How to build a strong culture with a remote team? Since there is no physical office space, most of the indicators of your work culture happen in Slack channels and on Zoom calls.
Do you want to promote a fun and creative culture? If yes, you can ask people to change their Zoom virtual backgrounds into their favorite show in your next call.
How about if flexibility is embedded into your culture? In this case, if your employees are all starting at different times in the day, have them communicate when with the team when they hop online.
How do you maintain culture while working remotely? One easy yet powerful way to do it is to make the effort to send something tangible to your team. You can't all be in the same physical space, but you can definitely send something to them that'll make them feel part of the team. For example, the TubeBuddy team sends a bunch of cool and personalized merchandise to celebrate someone's work anniversary.

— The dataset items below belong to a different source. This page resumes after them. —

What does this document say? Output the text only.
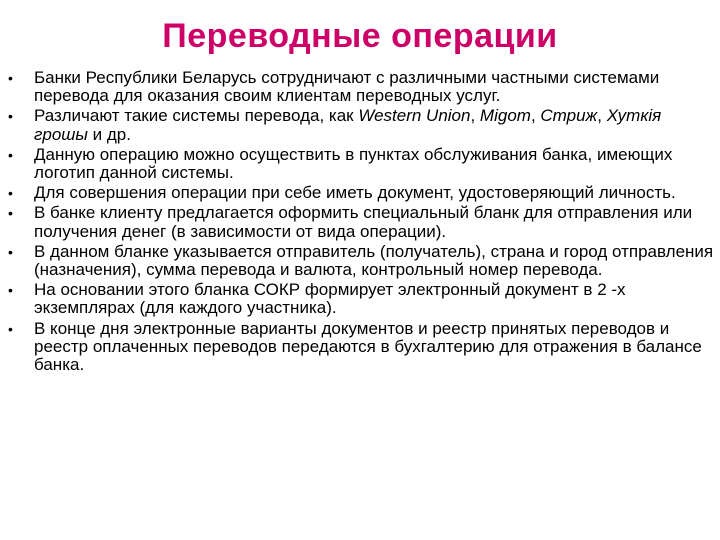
Переводные операции
•	Банки Республики Беларусь сотрудничают с различными частными системами перевода для оказания своим клиентам переводных услуг.
•	Различают такие системы перевода, как Western Union, Migom, Стриж, Хуткiя грошы и др.
•	Данную операцию можно осуществить в пунктах обслуживания банка, имеющих логотип данной системы.
•	Для совершения операции при себе иметь документ, удостоверяющий личность.
•	В банке клиенту предлагается оформить специальный бланк для отправления или получения денег (в зависимости от вида операции).
•	В данном бланке указывается отправитель (получатель), страна и город отправления (назначения), сумма перевода и валюта, контрольный номер перевода.
•	На основании этого бланка СОКР формирует электронный документ в 2 -х экземплярах (для каждого участника).
•	В конце дня электронные варианты документов и реестр принятых переводов и реестр оплаченных переводов передаются в бухгалтерию для отражения в балансе банка.
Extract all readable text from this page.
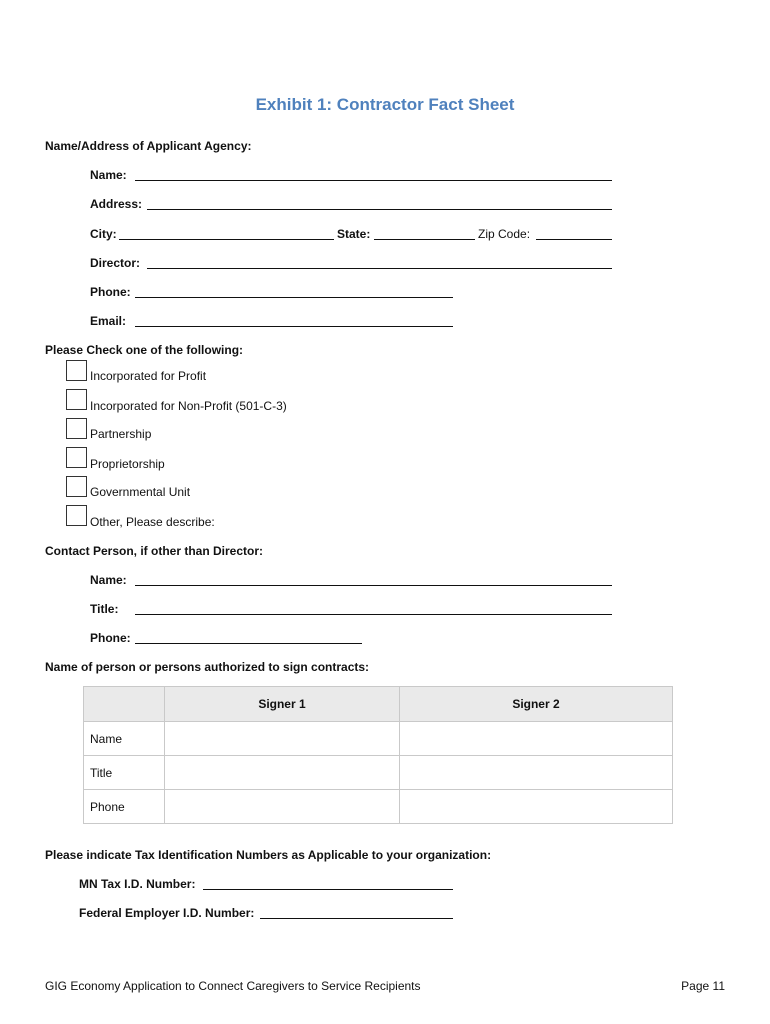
Exhibit 1: Contractor Fact Sheet
Name/Address of Applicant Agency:
Name:
Address:
City:	State:	Zip Code:
Director:
Phone:
Email:
Please Check one of the following:
Incorporated for Profit
Incorporated for Non-Profit (501-C-3)
Partnership
Proprietorship
Governmental Unit
Other, Please describe:
Contact Person, if other than Director:
Name:
Title:
Phone:
Name of person or persons authorized to sign contracts:
	Signer 1	Signer 2
Name		
Title		
Phone		
Please indicate Tax Identification Numbers as Applicable to your organization:
MN Tax I.D. Number:
Federal Employer I.D. Number:
GIG Economy Application to Connect Caregivers to Service Recipients	Page 11
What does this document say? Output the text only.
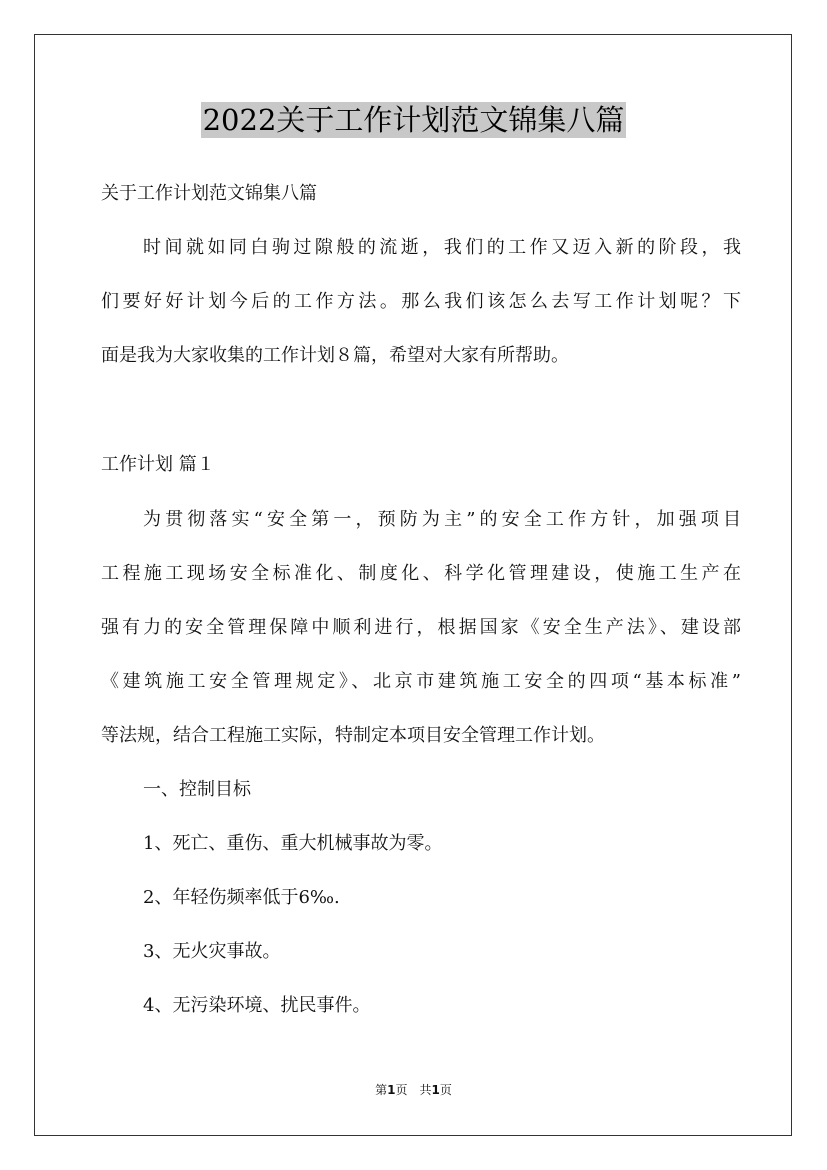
2022关于工作计划范文锦集八篇
关于工作计划范文锦集八篇
时间就如同白驹过隙般的流逝，我们的工作又迈入新的阶段，我
们要好好计划今后的工作方法。那么我们该怎么去写工作计划呢？下
面是我为大家收集的工作计划８篇，希望对大家有所帮助。
工作计划 篇１
为贯彻落实“安全第一，预防为主”的安全工作方针，加强项目
工程施工现场安全标准化、制度化、科学化管理建设，使施工生产在
强有力的安全管理保障中顺利进行，根据国家《安全生产法》、建设部
《建筑施工安全管理规定》、北京市建筑施工安全的四项“基本标准”
等法规，结合工程施工实际，特制定本项目安全管理工作计划。
一、控制目标
1、死亡、重伤、重大机械事故为零。
2、年轻伤频率低于6‰.
3、无火灾事故。
4、无污染环境、扰民事件。
第1页　共1页
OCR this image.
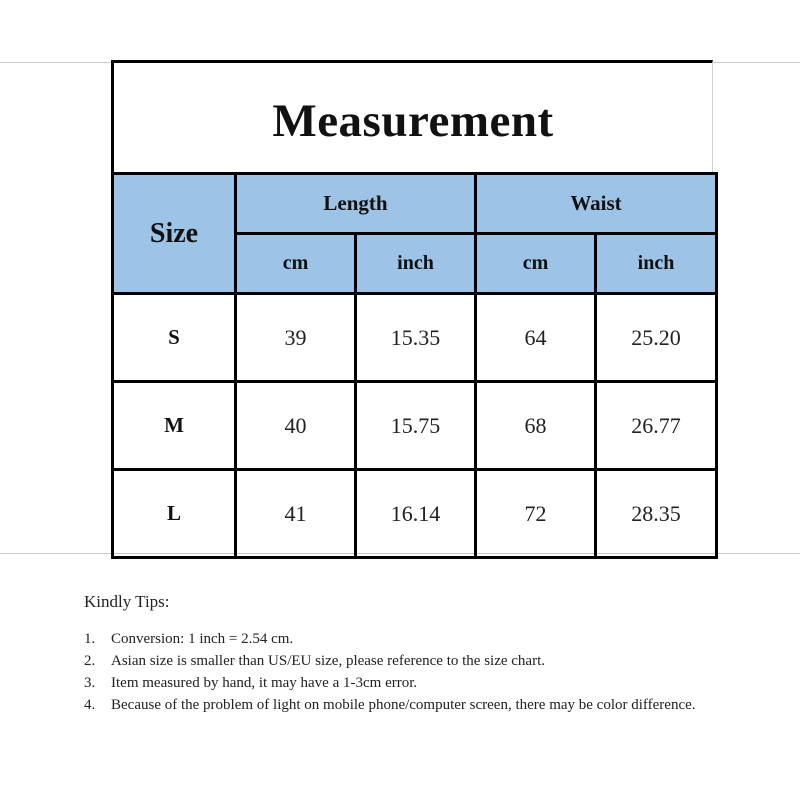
Measurement
Size	Length		Waist	
	cm	inch	cm	inch
S	39	15.35	64	25.20
M	40	15.75	68	26.77
L	41	16.14	72	28.35
Kindly Tips:
1.	Conversion: 1 inch = 2.54 cm.
2.	Asian size is smaller than US/EU size, please reference to the size chart.
3.	Item measured by hand, it may have a 1-3cm error.
4.	Because of the problem of light on mobile phone/computer screen, there may be color difference.
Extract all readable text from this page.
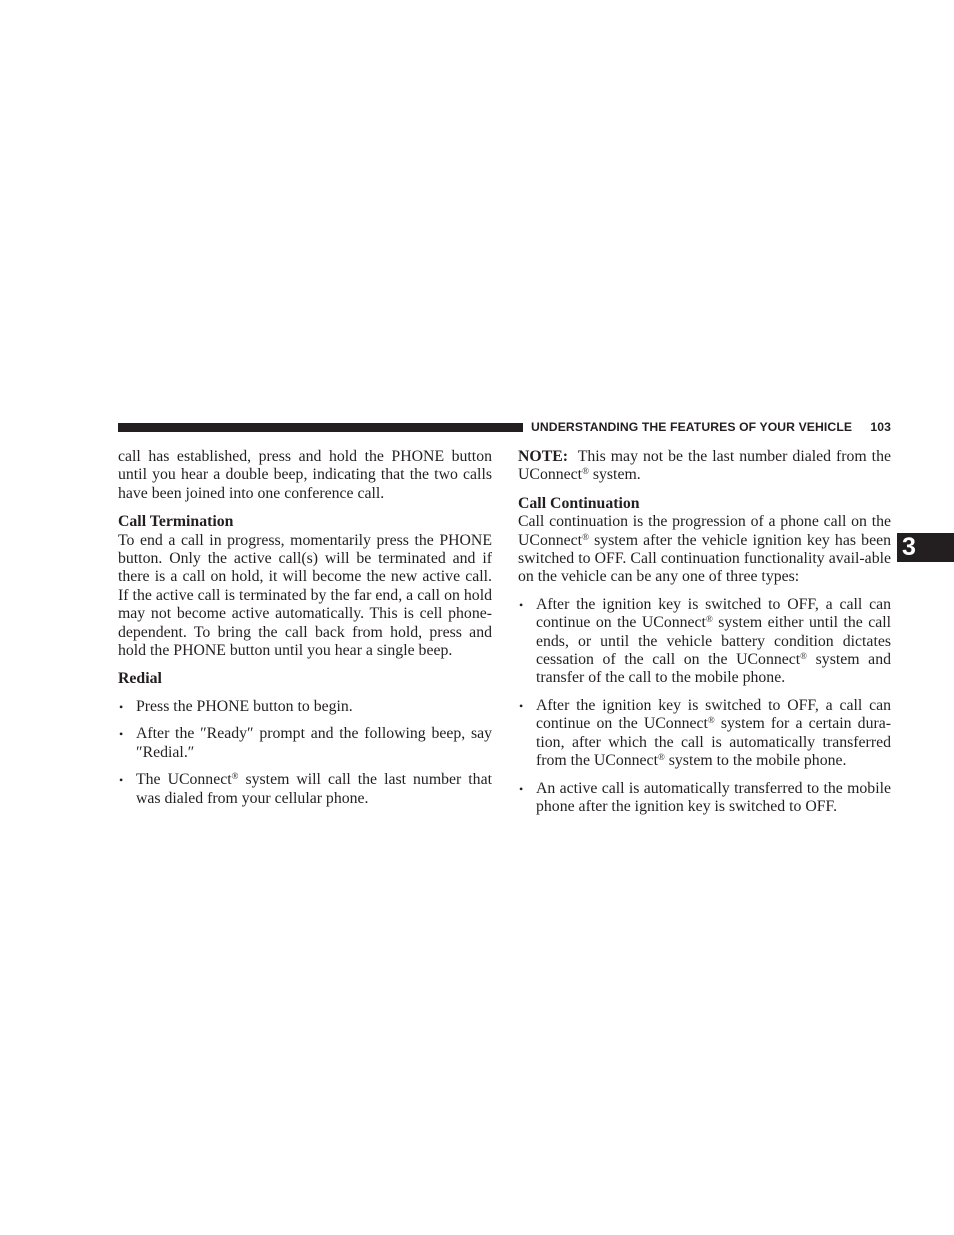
UNDERSTANDING THE FEATURES OF YOUR VEHICLE 103
3

call has established, press and hold the PHONE button until you hear a double beep, indicating that the two calls have been joined into one conference call.

Call Termination

To end a call in progress, momentarily press the PHONE button. Only the active call(s) will be terminated and if there is a call on hold, it will become the new active call. If the active call is terminated by the far end, a call on hold may not become active automatically. This is cell phone-dependent. To bring the call back from hold, press and hold the PHONE button until you hear a single beep.

Redial
• Press the PHONE button to begin.
• After the ″Ready″ prompt and the following beep, say ″Redial.″
• The UConnect® system will call the last number that was dialed from your cellular phone.

NOTE:  This may not be the last number dialed from the UConnect® system.

Call Continuation

Call continuation is the progression of a phone call on the UConnect® system after the vehicle ignition key has been switched to OFF. Call continuation functionality avail-able on the vehicle can be any one of three types:

• After the ignition key is switched to OFF, a call can continue on the UConnect® system either until the call ends, or until the vehicle battery condition dictates cessation of the call on the UConnect® system and transfer of the call to the mobile phone.
• After the ignition key is switched to OFF, a call can continue on the UConnect® system for a certain dura-tion, after which the call is automatically transferred from the UConnect® system to the mobile phone.
• An active call is automatically transferred to the mobile phone after the ignition key is switched to OFF.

Lastly, when the question is asked, how do you create a work from home culture, one of the crucial answers is to choose the right remote tools. Since there is no physical office, async remote tools serve as a digital office space. Tools not only communicate the remote company culture but also set the mood and affect people's productivity.
Now that you've got the main steps down for how to build culture in a remote team, what about how to adapt company culture for remote work? Choosing the right tools is important, but what's more, is creating a remote-first mindset centered around asynchronous collaboration.
With the rise of remote work, the number of Zoom meetings has dramatically increased as well. Zoom meetings have become the default form of communication, and in some cases, an excuse to keep the team connected. However, there are a number of other ways to engage and empower your remote team.
The answer lies in mastering when to use asynchronous and synchronous communication. The memes "This meeting could have been an email" are sadly based on harsh realities. According to a shocking meeting statistics study collated by Otter.ai, the number of meetings that American workers had on average rose by 13.5% in 2020.
An async remote work culture doesn't always default to a Zoom meeting. Instead, teams utilize a variety of async tools in different situations to collaborate asynchronously and respond at their own time.
Here are a few asynchronous tools that can help you become better at asynchronous communication and have fewer meetings:
Establishing your company's remote work culture is not a one-and-done deal. Your core values stay the same, but the tools and processes you have in place need constant review and changes. What do you think makes a good work culture? And which one step will you take today in the right direction towards creating culture in remote teams that you work with?